I am going to skip a lot of years and fast forward to where most of my major shifts started to happen. 

At age 29 I got pregnant and married within 9 months of meeting someone who I thought would love and protect me.  Well, It only took 2 months of marriage to figure out that was never going to happen.  Nothing like abandonment and neglect mixed with a narcissist to really fuck you up even more mentally into believing you aren’t worthy, and you don’t deserve anything good.  This is when my relationship with Alcohol really took off.  I drank any time I could feel those inner demons laughing at me.  And that was daily.  I knew I had the capabilities of more but I honestly believed for a long time I didn’t deserve them.  I believed that this toxic relationship and the type of treatment I endured was my life now and that I would have to accept that.  Waking up with that being my first thought in the morning sent me into full-blown anxiety and depressive state daily. 

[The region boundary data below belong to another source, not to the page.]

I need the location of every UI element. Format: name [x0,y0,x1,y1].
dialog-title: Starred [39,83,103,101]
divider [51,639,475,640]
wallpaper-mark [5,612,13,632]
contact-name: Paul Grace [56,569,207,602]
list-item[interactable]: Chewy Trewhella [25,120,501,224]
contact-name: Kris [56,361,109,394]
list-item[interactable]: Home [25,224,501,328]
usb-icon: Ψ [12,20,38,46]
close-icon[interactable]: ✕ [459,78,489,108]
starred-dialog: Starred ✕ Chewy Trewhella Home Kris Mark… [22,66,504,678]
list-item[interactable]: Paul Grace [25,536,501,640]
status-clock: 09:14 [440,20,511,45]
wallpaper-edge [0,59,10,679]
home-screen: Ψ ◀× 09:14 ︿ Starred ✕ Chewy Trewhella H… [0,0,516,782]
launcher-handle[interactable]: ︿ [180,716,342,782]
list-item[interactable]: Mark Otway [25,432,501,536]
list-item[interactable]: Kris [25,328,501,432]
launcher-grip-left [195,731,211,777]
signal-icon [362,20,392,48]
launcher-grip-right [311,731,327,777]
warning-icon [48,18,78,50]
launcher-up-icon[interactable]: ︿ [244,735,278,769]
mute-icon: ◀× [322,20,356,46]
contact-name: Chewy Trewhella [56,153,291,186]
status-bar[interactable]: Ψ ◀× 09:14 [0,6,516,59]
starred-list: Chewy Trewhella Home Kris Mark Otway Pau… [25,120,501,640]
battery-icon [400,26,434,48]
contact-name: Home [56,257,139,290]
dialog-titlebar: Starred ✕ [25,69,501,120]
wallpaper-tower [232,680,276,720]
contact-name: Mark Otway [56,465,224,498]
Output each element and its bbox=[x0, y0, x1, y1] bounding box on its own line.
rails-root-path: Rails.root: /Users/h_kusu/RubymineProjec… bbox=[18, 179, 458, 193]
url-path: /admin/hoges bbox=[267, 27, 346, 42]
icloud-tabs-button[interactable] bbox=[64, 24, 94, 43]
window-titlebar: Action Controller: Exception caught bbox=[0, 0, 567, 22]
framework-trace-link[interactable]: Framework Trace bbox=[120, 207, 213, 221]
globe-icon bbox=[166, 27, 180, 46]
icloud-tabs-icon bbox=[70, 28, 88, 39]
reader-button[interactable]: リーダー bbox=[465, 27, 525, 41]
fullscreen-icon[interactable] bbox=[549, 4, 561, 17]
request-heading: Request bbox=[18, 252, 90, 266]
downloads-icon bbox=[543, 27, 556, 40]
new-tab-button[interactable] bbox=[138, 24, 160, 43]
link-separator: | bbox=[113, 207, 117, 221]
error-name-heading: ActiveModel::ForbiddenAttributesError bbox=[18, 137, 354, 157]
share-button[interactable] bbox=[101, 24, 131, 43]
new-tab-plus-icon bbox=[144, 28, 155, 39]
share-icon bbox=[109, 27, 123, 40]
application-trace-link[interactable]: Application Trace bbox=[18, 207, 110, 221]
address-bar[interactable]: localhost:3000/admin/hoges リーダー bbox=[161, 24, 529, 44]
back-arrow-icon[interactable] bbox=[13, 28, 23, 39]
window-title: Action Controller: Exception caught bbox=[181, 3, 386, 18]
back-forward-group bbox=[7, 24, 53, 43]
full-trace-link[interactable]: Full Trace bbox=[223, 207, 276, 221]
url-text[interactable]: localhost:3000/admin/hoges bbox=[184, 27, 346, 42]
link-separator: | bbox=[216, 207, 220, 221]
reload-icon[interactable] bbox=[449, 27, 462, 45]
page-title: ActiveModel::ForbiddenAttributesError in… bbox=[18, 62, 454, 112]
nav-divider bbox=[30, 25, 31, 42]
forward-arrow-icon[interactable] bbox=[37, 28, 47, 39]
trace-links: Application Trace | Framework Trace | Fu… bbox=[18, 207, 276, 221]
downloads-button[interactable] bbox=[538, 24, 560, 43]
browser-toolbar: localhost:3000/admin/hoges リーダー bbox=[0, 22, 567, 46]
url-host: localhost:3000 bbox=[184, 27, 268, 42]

It’s so easy to get caught up in our negative self-talk, our false beliefs, and to settle for what we “Think” we deserve instead of shattering all these false ideologies and breaking out of our image into something we never thought we had the ability to become through the process of acceptance. 

Rehab in January of 2020 was the best thing I could have given myself.  First, it offered time and space away from the negative and toxic environment, but it gave me a chance to really face all of the ugly things that I had been hiding from.  It was a really ugly process, painful at times.  But one the bravest thing I can claim I have done.  Owning your truths and being willing to be vulnerable is a terrifying process.  Most people will never open themselves up to that kind of potential failure and rejection.  But without failure, there can be no success. 

While the vulnerability is the birthplace of many of the fulfilling experiences we long for- love, BELONGING (Fitting in and being accepted), joy, creativity, and trust to name a few- the process of regaining our emotional footing in the midst of struggle is where our courage is tested and our values are forged.  Rising up strong after a fall is how we cultivate wholeheartedness in our lives; it’s the process that teaches us most about who we are.

While I am still going through the healing process, sorting out what my calling is, and what my next chapter looks like.  I remain strong in my faith with God, and my faith in myself.  Rigorous honesty, a willingness to be vulnerable and doing the next right indicted thing has kept me in line with my core values that I had strayed so far from for so long.  I have had to start from the bottom more times than I would like to admit, but each failure is an opportunity to learn something new and use that as momentum to gain wisdom and grit.  Never give up trying to become a better version of yourself.  You are worth it, we are all worth it.  Keep.  Going.